It's unreleated to the nvidia driver, btw. I tried it without, and the
problem persists.

Daniel

2009-04-29 16:01:22

by Alan Stern

[permalink] [raw]
Subject: Re: BUG: NULL pointer dereference in try_to_del_timer_sync()

On Wed, 29 Apr 2009, Alan Stern wrote:

> Looks like the ftdi_sio driver doesn't use proper reference counting
> for its private data structure. Does this patch help?

Oops, I forgot to initialize the kref. Try this patch instead.

Alan Stern



Index: 2.6.30-rc3/drivers/usb/serial/ftdi_sio.c
===================================================================
--- 2.6.30-rc3.orig/drivers/usb/serial/ftdi_sio.c
+++ 2.6.30-rc3/drivers/usb/serial/ftdi_sio.c
@@ -56,6 +56,7 @@ static __u16 vendor = FTDI_VID;
static __u16 product;

struct ftdi_private {
+ struct kref kref;
ftdi_chip_type_t chip_type;
/* type of device, either SIO or FT8U232AM */
int baud_base; /* baud base clock for divisor setting */
@@ -1352,6 +1353,7 @@ static int ftdi_sio_port_probe(struct us
return -ENOMEM;
}

+ kref_init(&priv->kref);
spin_lock_init(&priv->rx_lock);
spin_lock_init(&priv->tx_lock);
init_waitqueue_head(&priv->delta_msr_wait);
@@ -1468,6 +1470,13 @@ static void ftdi_shutdown(struct usb_ser
dbg("%s", __func__);
}

+static void ftdi_sio_priv_release(struct kref *k)
+{
+ struct ftdi_private *priv = container_of(k, struct ftdi_private, kref);
+
+ kfree(priv);
+}
+
static int ftdi_sio_port_remove(struct usb_serial_port *port)
{
struct ftdi_private *priv = usb_get_serial_port_data(port);
@@ -1482,7 +1491,7 @@ static int ftdi_sio_port_remove(struct u

if (priv) {
usb_set_serial_port_data(port, NULL);
- kfree(priv);
+ kref_put(&priv->kref, ftdi_sio_priv_release);
}

return 0;
@@ -1547,7 +1556,8 @@ static int ftdi_open(struct tty_struct *
dev_err(&port->dev,
"%s - failed submitting read urb, error %d\n",
__func__, result);
-
+ else
+ kref_get(&priv->kref);

return result;
} /* ftdi_open */
@@ -1589,11 +1599,11 @@ static void ftdi_close(struct tty_struct
mutex_unlock(&port->serial->disc_mutex);

/* cancel any scheduled reading */
- cancel_delayed_work(&priv->rx_work);
- flush_scheduled_work();
+ cancel_delayed_work_sync(&priv->rx_work);

/* shutdown our bulk read */
usb_kill_urb(port->read_urb);
+ kref_put(&priv->kref, ftdi_sio_priv_release);
} /* ftdi_close */


2009-04-29 16:07:13

by Daniel Mack

[permalink] [raw]
Subject: Re: BUG: NULL pointer dereference in try_to_del_timer_sync()

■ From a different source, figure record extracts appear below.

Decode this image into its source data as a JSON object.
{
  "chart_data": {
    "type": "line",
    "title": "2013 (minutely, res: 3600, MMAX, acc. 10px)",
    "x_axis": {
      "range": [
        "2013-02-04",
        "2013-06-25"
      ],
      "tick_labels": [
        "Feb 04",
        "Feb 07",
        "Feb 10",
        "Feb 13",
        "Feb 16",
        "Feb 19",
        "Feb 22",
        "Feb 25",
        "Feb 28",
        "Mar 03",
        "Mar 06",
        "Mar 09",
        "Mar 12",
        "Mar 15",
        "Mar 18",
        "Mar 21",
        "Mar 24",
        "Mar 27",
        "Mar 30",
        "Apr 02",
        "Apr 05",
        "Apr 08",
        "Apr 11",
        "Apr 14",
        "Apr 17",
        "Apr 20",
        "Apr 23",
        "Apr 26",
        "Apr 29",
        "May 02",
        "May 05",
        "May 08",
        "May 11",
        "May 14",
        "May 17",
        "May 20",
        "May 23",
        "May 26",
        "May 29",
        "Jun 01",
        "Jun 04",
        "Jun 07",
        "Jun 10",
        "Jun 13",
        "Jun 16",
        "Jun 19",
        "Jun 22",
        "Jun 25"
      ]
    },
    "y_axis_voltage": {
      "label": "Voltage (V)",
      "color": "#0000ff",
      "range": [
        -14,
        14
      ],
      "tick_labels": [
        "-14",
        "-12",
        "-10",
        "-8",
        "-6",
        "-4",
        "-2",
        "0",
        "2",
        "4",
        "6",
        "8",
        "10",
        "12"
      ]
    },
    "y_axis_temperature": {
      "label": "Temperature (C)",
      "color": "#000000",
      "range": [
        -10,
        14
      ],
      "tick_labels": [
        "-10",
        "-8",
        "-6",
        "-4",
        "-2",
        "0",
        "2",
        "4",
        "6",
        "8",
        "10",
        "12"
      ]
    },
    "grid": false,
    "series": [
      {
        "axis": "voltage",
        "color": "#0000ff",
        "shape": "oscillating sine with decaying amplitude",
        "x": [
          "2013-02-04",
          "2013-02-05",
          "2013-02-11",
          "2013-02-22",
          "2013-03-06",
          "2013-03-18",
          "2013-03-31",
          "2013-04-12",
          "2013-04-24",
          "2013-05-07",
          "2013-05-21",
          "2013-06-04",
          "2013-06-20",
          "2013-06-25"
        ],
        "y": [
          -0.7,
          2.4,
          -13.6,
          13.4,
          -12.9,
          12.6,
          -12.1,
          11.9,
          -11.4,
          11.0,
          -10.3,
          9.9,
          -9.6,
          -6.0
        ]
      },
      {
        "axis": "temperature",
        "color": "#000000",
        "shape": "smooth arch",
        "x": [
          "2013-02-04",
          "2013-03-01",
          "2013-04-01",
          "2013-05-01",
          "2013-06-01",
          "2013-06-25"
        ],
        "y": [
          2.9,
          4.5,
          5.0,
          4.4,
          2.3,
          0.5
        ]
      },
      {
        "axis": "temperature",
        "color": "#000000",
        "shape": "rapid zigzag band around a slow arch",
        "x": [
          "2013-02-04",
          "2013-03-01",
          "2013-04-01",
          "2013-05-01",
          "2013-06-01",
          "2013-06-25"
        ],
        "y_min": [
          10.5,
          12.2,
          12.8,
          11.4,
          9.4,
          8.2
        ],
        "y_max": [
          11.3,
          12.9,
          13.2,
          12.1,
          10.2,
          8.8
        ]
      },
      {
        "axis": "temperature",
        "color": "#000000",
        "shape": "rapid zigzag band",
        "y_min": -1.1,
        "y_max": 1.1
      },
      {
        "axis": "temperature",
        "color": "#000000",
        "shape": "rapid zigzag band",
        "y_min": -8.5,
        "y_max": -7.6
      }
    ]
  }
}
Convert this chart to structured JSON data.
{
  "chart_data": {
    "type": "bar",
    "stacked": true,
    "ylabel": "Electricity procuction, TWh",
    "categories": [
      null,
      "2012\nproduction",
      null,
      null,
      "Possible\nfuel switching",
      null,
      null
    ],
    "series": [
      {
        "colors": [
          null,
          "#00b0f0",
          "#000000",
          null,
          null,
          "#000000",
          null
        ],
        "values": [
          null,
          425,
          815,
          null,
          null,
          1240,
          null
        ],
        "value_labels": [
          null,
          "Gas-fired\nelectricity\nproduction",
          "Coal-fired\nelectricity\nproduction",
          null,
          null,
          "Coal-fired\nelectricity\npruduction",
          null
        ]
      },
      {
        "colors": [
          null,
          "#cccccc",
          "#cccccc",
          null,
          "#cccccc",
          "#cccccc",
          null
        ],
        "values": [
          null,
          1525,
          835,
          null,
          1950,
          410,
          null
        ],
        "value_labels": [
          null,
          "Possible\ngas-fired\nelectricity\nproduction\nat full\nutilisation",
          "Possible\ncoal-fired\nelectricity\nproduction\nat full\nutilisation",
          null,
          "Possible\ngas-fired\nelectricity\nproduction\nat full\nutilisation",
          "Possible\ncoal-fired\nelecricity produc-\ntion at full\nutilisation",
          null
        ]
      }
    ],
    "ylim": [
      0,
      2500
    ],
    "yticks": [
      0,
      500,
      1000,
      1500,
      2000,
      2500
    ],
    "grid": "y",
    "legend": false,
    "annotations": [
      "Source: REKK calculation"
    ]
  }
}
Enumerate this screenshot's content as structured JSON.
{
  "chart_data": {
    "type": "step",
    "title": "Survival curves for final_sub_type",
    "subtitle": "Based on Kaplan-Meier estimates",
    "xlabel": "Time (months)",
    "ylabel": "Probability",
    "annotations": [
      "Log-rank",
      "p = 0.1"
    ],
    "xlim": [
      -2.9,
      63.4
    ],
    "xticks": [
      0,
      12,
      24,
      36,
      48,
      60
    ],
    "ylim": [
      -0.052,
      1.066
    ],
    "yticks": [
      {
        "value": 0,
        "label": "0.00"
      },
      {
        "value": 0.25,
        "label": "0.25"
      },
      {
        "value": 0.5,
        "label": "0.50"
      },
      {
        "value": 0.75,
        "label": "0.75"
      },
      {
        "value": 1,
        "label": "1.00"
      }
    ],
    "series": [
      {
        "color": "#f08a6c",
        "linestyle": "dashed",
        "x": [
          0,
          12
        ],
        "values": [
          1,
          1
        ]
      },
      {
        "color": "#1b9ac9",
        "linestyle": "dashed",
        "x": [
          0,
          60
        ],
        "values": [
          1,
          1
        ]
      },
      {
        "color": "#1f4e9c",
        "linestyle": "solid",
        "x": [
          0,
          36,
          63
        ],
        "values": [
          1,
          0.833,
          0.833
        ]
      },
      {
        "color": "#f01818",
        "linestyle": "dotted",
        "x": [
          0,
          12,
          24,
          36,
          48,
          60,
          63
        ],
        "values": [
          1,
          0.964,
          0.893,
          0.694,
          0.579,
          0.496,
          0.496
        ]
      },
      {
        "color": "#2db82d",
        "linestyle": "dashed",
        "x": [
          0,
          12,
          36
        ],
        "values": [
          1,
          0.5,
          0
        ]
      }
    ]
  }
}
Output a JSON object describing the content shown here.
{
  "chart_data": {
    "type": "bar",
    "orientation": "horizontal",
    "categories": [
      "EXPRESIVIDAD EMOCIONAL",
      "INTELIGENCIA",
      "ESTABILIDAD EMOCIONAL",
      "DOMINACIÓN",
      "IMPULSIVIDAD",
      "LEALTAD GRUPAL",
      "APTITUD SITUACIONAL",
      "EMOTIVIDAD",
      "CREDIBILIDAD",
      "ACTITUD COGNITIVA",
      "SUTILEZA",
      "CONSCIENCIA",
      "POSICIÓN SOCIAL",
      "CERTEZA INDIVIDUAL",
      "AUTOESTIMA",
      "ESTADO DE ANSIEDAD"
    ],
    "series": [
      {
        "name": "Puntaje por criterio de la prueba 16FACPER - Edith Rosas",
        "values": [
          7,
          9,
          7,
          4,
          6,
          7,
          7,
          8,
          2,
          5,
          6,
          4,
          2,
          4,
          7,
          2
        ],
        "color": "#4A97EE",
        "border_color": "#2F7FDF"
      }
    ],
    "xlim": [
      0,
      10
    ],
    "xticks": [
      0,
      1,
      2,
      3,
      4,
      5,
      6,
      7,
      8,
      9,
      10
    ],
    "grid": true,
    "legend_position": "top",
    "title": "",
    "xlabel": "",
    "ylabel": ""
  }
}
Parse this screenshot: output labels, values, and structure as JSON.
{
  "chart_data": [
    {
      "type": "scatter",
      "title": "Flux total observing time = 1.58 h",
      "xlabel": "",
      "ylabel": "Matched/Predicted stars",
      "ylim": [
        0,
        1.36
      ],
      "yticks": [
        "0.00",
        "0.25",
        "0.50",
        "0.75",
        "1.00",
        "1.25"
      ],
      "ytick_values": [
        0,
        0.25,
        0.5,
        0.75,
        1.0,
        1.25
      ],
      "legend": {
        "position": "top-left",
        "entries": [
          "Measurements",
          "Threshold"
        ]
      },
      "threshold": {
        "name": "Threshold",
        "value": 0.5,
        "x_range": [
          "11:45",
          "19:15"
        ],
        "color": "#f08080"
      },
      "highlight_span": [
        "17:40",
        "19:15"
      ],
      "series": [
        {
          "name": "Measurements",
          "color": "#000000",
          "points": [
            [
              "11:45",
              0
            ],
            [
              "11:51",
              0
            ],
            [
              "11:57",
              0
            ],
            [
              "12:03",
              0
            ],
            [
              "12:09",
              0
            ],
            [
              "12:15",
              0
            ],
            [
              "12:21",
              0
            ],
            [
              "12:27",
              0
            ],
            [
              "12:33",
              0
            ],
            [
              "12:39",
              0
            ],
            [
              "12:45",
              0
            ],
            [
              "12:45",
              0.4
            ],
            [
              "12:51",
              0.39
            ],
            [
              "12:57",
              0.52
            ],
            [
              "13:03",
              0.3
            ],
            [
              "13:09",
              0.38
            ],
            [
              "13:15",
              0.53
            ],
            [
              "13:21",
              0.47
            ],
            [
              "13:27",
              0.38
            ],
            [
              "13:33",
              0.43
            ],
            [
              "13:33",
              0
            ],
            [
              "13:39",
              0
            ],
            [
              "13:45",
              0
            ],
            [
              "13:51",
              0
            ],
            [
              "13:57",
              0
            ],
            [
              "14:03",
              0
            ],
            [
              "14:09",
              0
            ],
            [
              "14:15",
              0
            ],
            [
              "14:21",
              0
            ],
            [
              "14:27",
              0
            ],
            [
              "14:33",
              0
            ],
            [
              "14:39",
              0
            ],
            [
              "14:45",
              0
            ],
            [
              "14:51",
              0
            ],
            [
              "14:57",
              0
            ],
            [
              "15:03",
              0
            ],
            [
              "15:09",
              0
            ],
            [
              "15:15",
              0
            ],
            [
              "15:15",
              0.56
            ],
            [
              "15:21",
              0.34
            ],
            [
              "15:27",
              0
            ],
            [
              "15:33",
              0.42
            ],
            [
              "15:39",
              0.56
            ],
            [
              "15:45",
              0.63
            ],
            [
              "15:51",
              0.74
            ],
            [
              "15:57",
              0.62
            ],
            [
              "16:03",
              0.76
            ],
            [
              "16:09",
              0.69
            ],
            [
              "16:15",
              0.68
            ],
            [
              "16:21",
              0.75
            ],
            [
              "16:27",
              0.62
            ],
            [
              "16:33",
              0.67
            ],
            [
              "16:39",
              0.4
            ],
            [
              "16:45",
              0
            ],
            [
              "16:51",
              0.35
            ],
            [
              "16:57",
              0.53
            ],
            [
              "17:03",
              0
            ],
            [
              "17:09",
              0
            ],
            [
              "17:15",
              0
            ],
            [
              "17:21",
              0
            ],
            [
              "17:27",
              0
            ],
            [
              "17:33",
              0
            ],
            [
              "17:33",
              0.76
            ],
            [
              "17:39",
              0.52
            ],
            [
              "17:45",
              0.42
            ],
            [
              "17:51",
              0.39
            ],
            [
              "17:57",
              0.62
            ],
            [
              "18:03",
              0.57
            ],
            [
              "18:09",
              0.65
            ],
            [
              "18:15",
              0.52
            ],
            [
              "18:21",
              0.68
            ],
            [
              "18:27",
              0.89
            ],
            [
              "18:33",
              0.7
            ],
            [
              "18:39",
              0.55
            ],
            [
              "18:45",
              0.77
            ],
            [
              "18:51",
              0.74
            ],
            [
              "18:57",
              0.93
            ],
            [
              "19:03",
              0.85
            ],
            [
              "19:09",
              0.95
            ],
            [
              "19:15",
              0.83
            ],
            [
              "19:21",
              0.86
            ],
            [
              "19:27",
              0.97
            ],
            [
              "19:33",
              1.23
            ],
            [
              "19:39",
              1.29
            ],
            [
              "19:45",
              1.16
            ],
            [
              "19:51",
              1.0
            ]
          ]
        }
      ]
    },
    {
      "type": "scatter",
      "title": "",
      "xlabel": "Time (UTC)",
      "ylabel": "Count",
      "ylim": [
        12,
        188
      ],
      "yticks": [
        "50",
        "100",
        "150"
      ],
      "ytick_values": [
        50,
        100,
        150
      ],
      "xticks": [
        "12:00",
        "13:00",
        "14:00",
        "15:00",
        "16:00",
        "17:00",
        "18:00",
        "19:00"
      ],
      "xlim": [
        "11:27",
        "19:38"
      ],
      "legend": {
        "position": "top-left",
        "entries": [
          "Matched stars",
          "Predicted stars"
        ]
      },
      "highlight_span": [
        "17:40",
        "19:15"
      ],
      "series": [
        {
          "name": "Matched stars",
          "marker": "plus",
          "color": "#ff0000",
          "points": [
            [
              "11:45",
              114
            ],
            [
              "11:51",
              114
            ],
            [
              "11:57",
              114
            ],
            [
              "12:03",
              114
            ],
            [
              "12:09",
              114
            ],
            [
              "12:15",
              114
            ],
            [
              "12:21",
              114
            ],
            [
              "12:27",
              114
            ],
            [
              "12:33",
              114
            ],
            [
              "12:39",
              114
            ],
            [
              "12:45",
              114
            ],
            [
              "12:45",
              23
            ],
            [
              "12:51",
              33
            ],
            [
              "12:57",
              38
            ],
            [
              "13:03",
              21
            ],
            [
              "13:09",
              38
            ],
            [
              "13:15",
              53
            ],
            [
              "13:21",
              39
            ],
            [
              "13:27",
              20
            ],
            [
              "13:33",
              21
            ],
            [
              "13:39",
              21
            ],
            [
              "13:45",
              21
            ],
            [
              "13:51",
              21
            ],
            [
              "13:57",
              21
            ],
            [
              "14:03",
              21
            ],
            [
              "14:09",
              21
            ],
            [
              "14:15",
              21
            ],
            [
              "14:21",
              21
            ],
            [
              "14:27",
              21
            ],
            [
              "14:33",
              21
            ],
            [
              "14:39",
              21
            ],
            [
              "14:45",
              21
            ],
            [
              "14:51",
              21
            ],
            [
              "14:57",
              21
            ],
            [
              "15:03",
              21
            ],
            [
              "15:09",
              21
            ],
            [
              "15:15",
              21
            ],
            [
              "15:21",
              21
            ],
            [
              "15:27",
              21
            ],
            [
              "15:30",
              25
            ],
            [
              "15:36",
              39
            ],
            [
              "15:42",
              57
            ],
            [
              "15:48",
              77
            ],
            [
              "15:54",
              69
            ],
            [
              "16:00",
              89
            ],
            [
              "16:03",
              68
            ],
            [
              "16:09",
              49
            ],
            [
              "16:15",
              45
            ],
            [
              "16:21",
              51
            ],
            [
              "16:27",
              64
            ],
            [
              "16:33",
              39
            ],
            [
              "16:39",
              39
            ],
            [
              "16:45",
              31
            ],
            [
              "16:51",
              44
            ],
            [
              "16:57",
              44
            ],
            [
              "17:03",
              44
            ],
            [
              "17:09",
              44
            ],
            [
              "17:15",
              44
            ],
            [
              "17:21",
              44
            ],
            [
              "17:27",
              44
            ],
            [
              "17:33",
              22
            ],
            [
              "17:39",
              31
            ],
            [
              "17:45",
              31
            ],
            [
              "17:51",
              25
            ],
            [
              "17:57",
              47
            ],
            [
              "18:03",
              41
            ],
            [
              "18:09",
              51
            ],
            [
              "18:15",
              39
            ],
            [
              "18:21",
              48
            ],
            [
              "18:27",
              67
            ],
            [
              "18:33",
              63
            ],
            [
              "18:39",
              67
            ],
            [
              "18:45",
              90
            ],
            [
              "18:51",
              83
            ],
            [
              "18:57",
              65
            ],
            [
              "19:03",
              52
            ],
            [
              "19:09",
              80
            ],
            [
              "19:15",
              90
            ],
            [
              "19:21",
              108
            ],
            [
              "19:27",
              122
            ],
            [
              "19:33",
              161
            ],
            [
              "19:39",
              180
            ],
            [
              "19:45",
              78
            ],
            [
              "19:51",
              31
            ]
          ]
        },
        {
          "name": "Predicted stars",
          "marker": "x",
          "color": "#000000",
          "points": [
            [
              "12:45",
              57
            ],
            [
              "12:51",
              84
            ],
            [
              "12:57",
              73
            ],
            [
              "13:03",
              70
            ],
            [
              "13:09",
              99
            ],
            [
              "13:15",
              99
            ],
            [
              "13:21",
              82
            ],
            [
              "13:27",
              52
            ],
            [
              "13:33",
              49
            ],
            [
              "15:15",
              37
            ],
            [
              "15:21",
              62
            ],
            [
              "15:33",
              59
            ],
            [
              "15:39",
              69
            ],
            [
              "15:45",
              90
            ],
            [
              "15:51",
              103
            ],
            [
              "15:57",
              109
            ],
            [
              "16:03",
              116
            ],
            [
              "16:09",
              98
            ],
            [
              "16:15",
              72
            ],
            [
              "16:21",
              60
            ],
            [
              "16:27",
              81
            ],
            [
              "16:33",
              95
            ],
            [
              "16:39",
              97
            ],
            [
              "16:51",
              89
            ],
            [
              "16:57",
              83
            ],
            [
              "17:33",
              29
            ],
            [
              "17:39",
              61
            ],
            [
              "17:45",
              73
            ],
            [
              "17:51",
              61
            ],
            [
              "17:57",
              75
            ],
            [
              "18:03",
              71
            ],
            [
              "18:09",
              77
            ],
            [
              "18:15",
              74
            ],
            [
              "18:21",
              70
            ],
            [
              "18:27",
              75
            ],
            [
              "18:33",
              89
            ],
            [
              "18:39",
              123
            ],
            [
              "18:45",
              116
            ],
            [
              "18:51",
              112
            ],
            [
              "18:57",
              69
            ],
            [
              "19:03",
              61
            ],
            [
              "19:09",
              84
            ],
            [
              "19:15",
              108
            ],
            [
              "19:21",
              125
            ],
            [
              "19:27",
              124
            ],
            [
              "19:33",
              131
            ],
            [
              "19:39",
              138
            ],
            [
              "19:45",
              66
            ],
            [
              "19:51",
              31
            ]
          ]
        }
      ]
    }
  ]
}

On Wed, Apr 29, 2009 at 12:00:58PM -0400, Alan Stern wrote:
> On Wed, 29 Apr 2009, Alan Stern wrote:
>
> > Looks like the ftdi_sio driver doesn't use proper reference counting
> > for its private data structure. Does this patch help?
>
> Oops, I forgot to initialize the kref. Try this patch instead.

Yep, that did it! Very good, thanks a lot.
Feel free to add my 'Tested-by' :)

Daniel


> Index: 2.6.30-rc3/drivers/usb/serial/ftdi_sio.c
> ===================================================================
> --- 2.6.30-rc3.orig/drivers/usb/serial/ftdi_sio.c
> +++ 2.6.30-rc3/drivers/usb/serial/ftdi_sio.c
> @@ -56,6 +56,7 @@ static __u16 vendor = FTDI_VID;
> static __u16 product;
>
> struct ftdi_private {
> + struct kref kref;
> ftdi_chip_type_t chip_type;
> /* type of device, either SIO or FT8U232AM */
> int baud_base; /* baud base clock for divisor setting */
> @@ -1352,6 +1353,7 @@ static int ftdi_sio_port_probe(struct us
> return -ENOMEM;
> }
>
> + kref_init(&priv->kref);
> spin_lock_init(&priv->rx_lock);
> spin_lock_init(&priv->tx_lock);
> init_waitqueue_head(&priv->delta_msr_wait);
> @@ -1468,6 +1470,13 @@ static void ftdi_shutdown(struct usb_ser
> dbg("%s", __func__);
> }
>
> +static void ftdi_sio_priv_release(struct kref *k)
> +{
> + struct ftdi_private *priv = container_of(k, struct ftdi_private, kref);
> +
> + kfree(priv);
> +}
> +
> static int ftdi_sio_port_remove(struct usb_serial_port *port)
> {
> struct ftdi_private *priv = usb_get_serial_port_data(port);
> @@ -1482,7 +1491,7 @@ static int ftdi_sio_port_remove(struct u
>
> if (priv) {
> usb_set_serial_port_data(port, NULL);
> - kfree(priv);
> + kref_put(&priv->kref, ftdi_sio_priv_release);
> }
>
> return 0;
> @@ -1547,7 +1556,8 @@ static int ftdi_open(struct tty_struct *
> dev_err(&port->dev,
> "%s - failed submitting read urb, error %d\n",
> __func__, result);
> -
> + else
> + kref_get(&priv->kref);
>
> return result;
> } /* ftdi_open */
> @@ -1589,11 +1599,11 @@ static void ftdi_close(struct tty_struct
> mutex_unlock(&port->serial->disc_mutex);
>
> /* cancel any scheduled reading */
> - cancel_delayed_work(&priv->rx_work);
> - flush_scheduled_work();
> + cancel_delayed_work_sync(&priv->rx_work);
>
> /* shutdown our bulk read */
> usb_kill_urb(port->read_urb);
> + kref_put(&priv->kref, ftdi_sio_priv_release);
> } /* ftdi_close */
>
>
>